In einer automatisierten Umgebung muss die Sicherheitsarchitektur der Schwenkschermaschine auf die gesamte Linie ausgeweitet werden. Lichtvorhänge, Sicherheitsmatten, verriegelte Zugangsklappen und zonenbasierte Not-Aus-Schaltkreise sollten gemäß ausgelegt werden ISO 13849 oder EN 62061 Sicherheitsstandards zum Schutz des Personals und zur Einhaltung regionaler Vorschriften.

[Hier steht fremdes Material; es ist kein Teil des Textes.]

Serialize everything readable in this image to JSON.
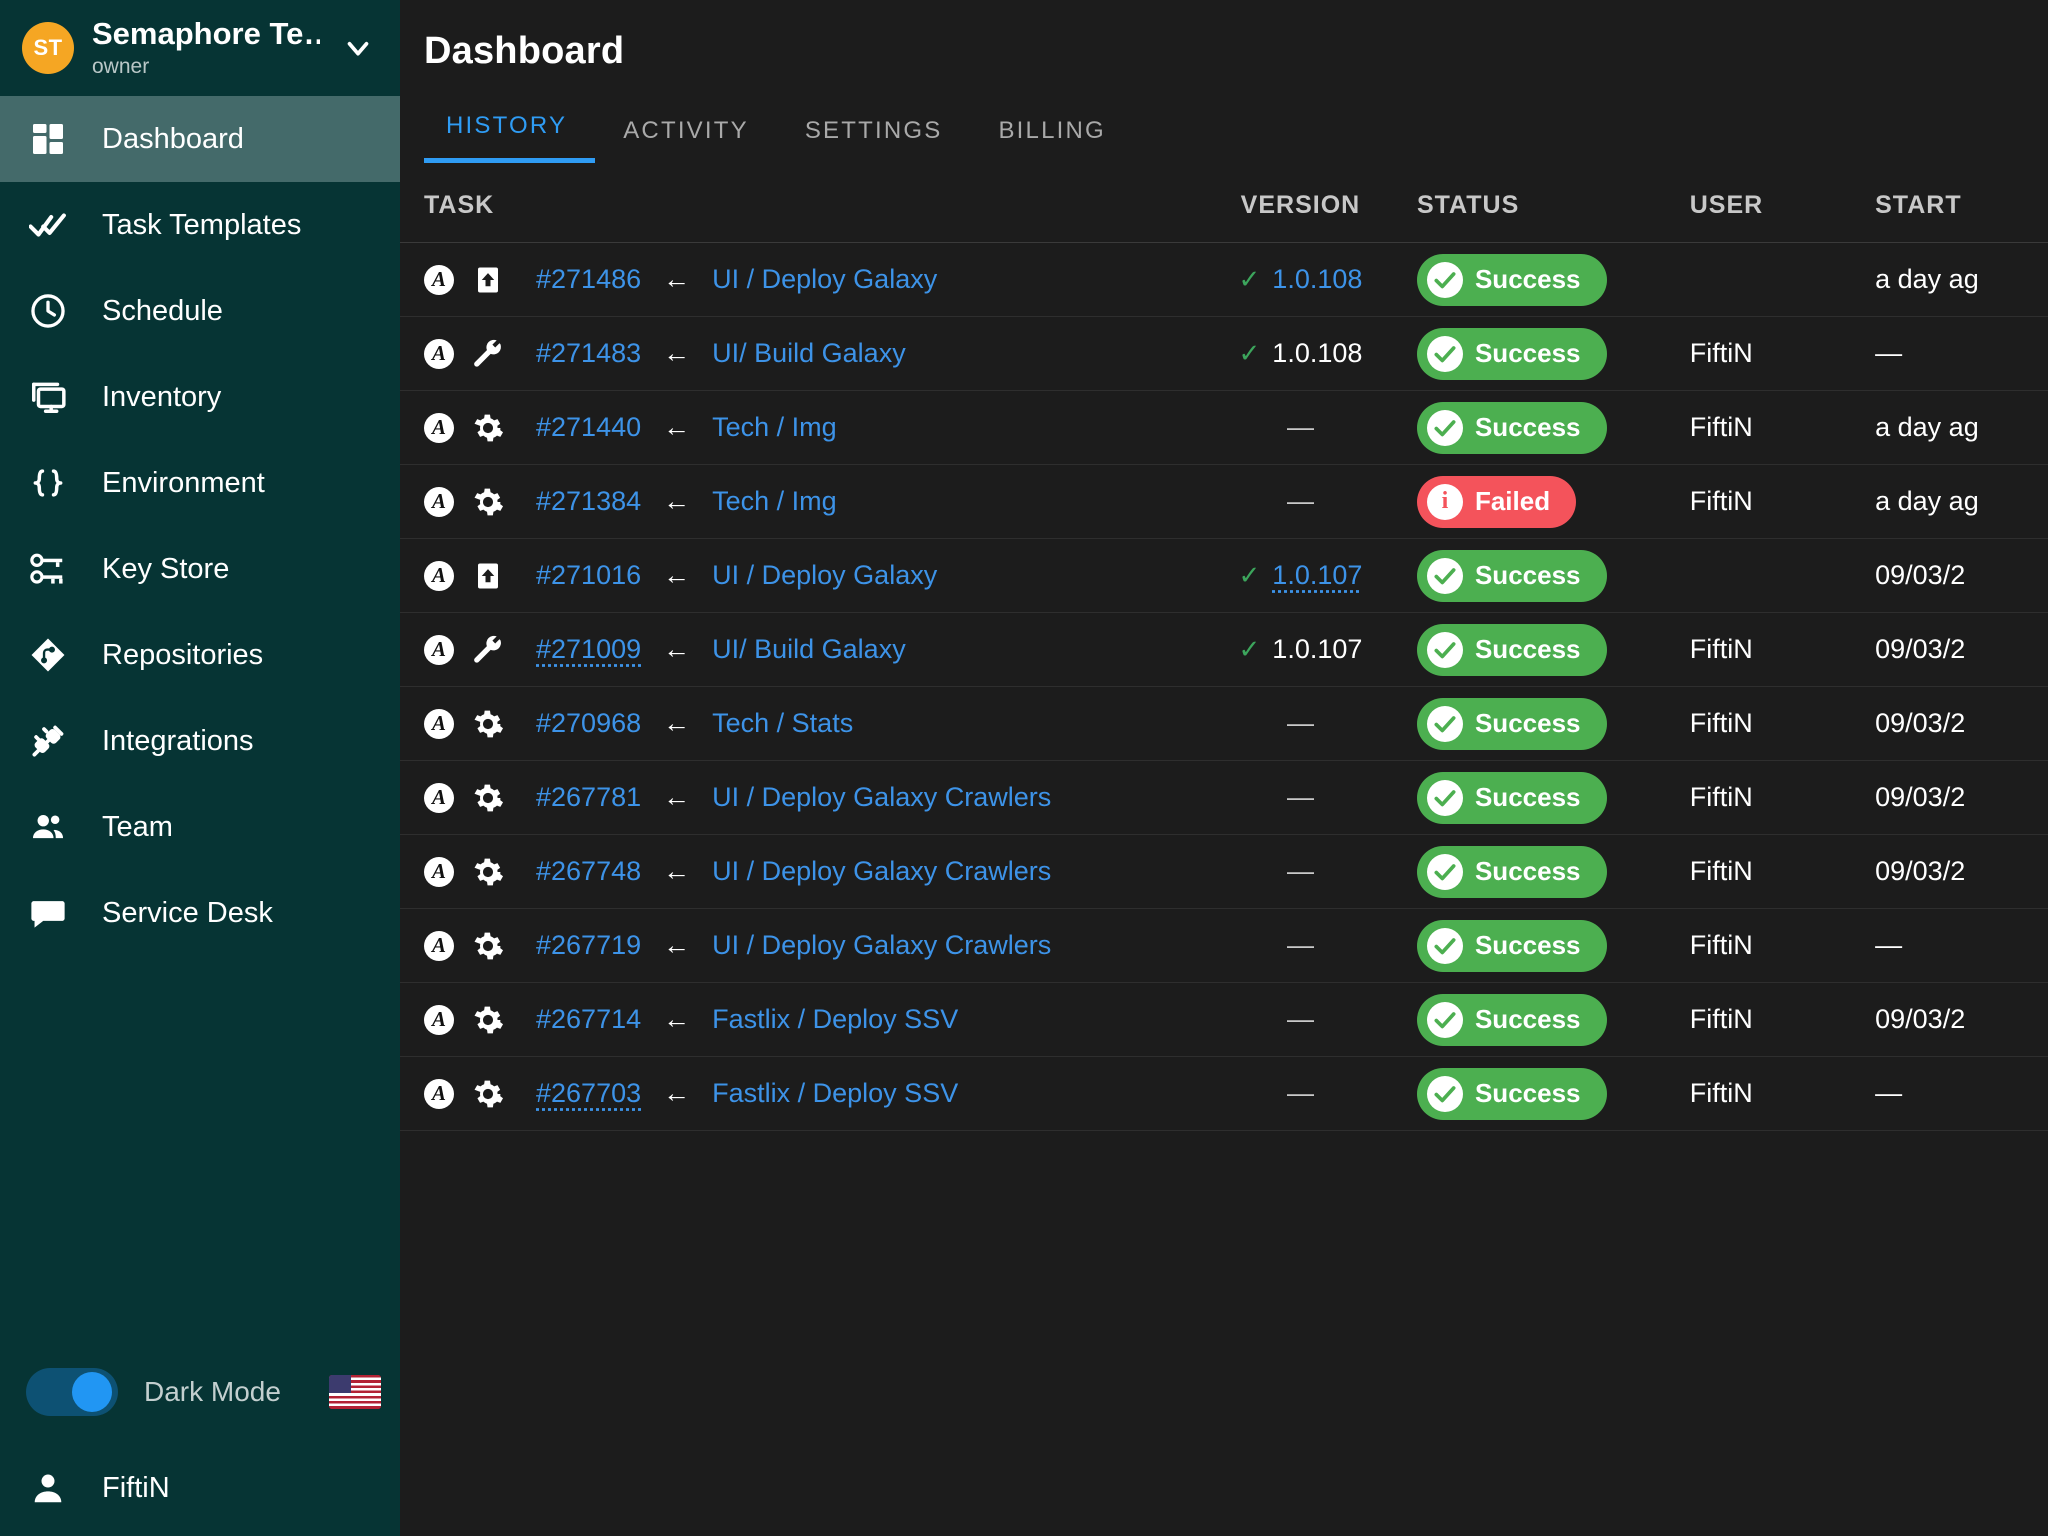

Automatisierte Schwenkschermaschinen-Produktionslinien werden am häufigsten in Branchen eingesetzt, in denen ein hoher Durchsatz und enge Maßtoleranzen nicht verhandelbar sind:
Die Integration einer Schwenkschere in eine automatisierte Produktionslinie mit Zuführ- und Stapelsystemen ist eine bewährte, technisch ausgereifte Lösung, die erhebliche Verbesserungen bei Leistung, Konsistenz und Arbeitseffizienz bietet. Die Investition ist für die Anlagenverarbeitung durchaus gerechtfertigt mehr als 500 Blatt pro Schicht regelmäßig. Für Vorgänge mit geringerem Volumen oder hoher Vielfalt bietet ein halbautomatischer Ansatz – die Verwendung eines CNC-Hinteranschlags mit manueller Zuführung – möglicherweise ein besseres Gleichgewicht zwischen Kosten und Flexibilität. In jedem Fall bildet die Swing-Shearing-Maschine ein zuverlässiges, leistungsstarkes Herzstück für jeden Blechschneidevorgang, mit der Anpassungsfähigkeit, mit Ihren Automatisierungsambitionen zu wachsen.